Empirical studies of the loss landscape of deep networks have revealed that many local minima are connected through low-loss valleys. Yet, little is known about the theoretical origin of such valleys. We present a general framework for finding continuous symmetries in the parameter space, which carve out low-loss valleys. Our framework uses equivariances of the activation functions and can be applied to different layer architectures. To generalize this framework to nonlinear neural networks, we introduce a novel set of nonlinear, data-dependent symmetries. These symmetries can transform a trained model such that it performs similarly on new samples, which allows ensemble building that improves robustness under certain adversarial attacks. We then show that conserved quantities associated with linear symmetries can be used to define coordinates along low-loss valleys.

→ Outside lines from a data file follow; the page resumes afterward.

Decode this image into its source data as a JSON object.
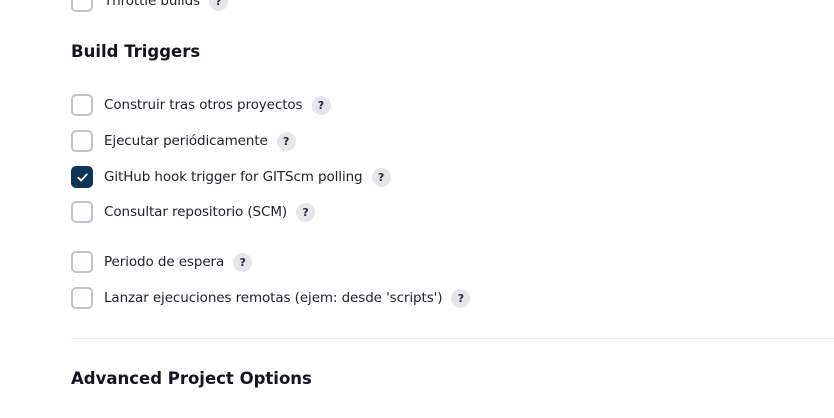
{
  "partial_row": {
    "label": "Throttle builds",
    "help": "?",
    "checked": false
  },
  "build_triggers": {
    "title": "Build Triggers",
    "items": [
      {
        "label": "Construir tras otros proyectos",
        "help": "?",
        "checked": false
      },
      {
        "label": "Ejecutar periódicamente",
        "help": "?",
        "checked": false
      },
      {
        "label": "GitHub hook trigger for GITScm polling",
        "help": "?",
        "checked": true
      },
      {
        "label": "Consultar repositorio (SCM)",
        "help": "?",
        "checked": false
      },
      {
        "label": "Periodo de espera",
        "help": "?",
        "checked": false
      },
      {
        "label": "Lanzar ejecuciones remotas (ejem: desde 'scripts')",
        "help": "?",
        "checked": false
      }
    ]
  },
  "advanced": {
    "title": "Advanced Project Options"
  },
  "colors": {
    "checked_fill": "#0b3559",
    "checkbox_border": "#c2c2cc",
    "help_bg": "#e6e6ea",
    "divider": "#e8e8ec"
  }
}
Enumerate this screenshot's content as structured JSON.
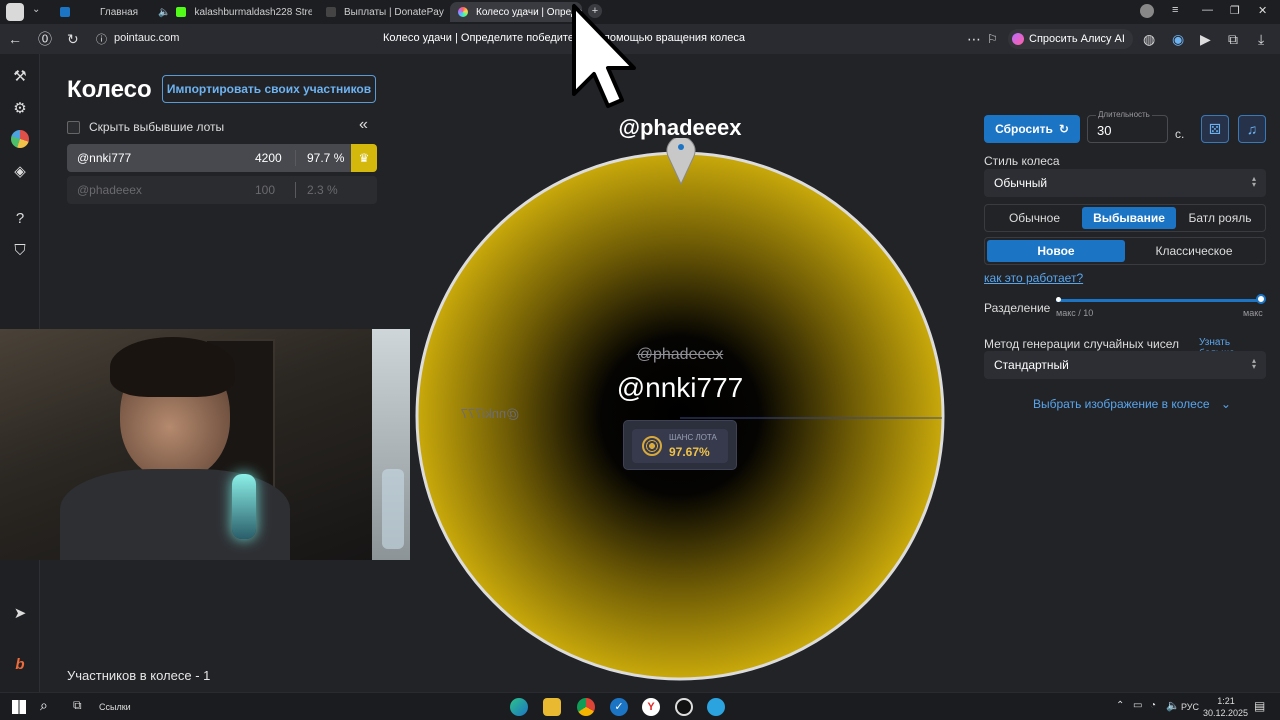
{
  "browser": {
    "tabs": [
      {
        "label": "Главная",
        "color": "#1c74c4"
      },
      {
        "label": "kalashburmaldash228 Stre",
        "color": "#53fc18"
      },
      {
        "label": "Выплаты | DonatePay",
        "color": "#2b2b2b"
      },
      {
        "label": "Колесо удачи | Опреде",
        "color": "#b86cff",
        "active": true
      }
    ],
    "url": "pointauc.com",
    "page_title": "Колесо удачи | Определите победителей с помощью вращения колеса",
    "alice_label": "Спросить Алису AI"
  },
  "left": {
    "heading": "Колесо",
    "import_button": "Импортировать своих участников",
    "hide_checkbox_label": "Скрыть выбывшие лоты",
    "collapse_icon": "«",
    "lots": [
      {
        "name": "@nnki777",
        "amount": "4200",
        "percent": "97.7 %",
        "active": true
      },
      {
        "name": "@phadeeex",
        "amount": "100",
        "percent": "2.3 %",
        "active": false
      }
    ],
    "participants_count": "Участников в колесе - 1"
  },
  "wheel": {
    "winner_top": "@phadeeex",
    "center_eliminated": "@phadeeex",
    "center_name": "@nnki777",
    "slice_label_mirrored": "@nnki777",
    "chance_label": "ШАНС ЛОТА",
    "chance_value": "97.67%",
    "color": "#c9a90b"
  },
  "controls": {
    "reset_button": "Сбросить",
    "duration_label": "Длительность",
    "duration_value": "30",
    "seconds_unit": "с.",
    "wheel_style_label": "Стиль колеса",
    "wheel_style_value": "Обычный",
    "modes": [
      {
        "label": "Обычное",
        "active": false
      },
      {
        "label": "Выбывание",
        "active": true
      },
      {
        "label": "Батл рояль",
        "active": false
      }
    ],
    "variants": [
      {
        "label": "Новое",
        "active": true
      },
      {
        "label": "Классическое",
        "active": false
      }
    ],
    "how_it_works_link": "как это работает?",
    "split_label": "Разделение",
    "split_min_label": "макс / 10",
    "split_max_label": "макс",
    "split_value_fraction": 1.0,
    "rng_label": "Метод генерации случайных чисел",
    "learn_more_link": "Узнать больше",
    "rng_value": "Стандартный",
    "choose_image_label": "Выбрать изображение в колесе"
  },
  "taskbar": {
    "links_label": "Ссылки",
    "lang": "РУС",
    "time": "1:21",
    "date": "30.12.2025"
  }
}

The conserved quantities help reveal that using common initialization methods, gradient flow only explores a small part of the global minimum. By relating conserved quantities to convergence rate and sharpness of the minimum, we provide insights on how initialization impacts convergence and generalizability.

1. INTRODUCTION

Training deep neural networks (NNs) is a highly non-convex optimization problem. The loss landscape of a NN, which is shaped by the model architecture and the dataset, is generally very rugged, with the number of local minima growing rapidly with model size (Bray & Dean, 2007; S ¸ims ¸ek et al., 2021) . Despite this complexity, recent work has revealed many interesting structures in the loss landscape. For example, NN loss landscapes often contain approximately flat directions along which the loss does not change significantly (Freeman & Bruna, 2017; Garipov et al., 2018) . Flat minima have been used to build ensemble or mixture models by sampling different parameter configurations that yield similar loss values (Garipov et al., 2018; Benton et al., 2021) . However, finding such flat directions is mostly done empirically, with few theoretical results. One source of flat directions is parameter transformations that keep the loss invariant (i.e. symmetries). Specifically, moving in the parameter space from a minimum in the direction of a symmetry takes us to another minimum. Motivated by the fact that continuous symmetries of the loss result in flat directions in local minima, we derive a general class of such symmetries in this paper.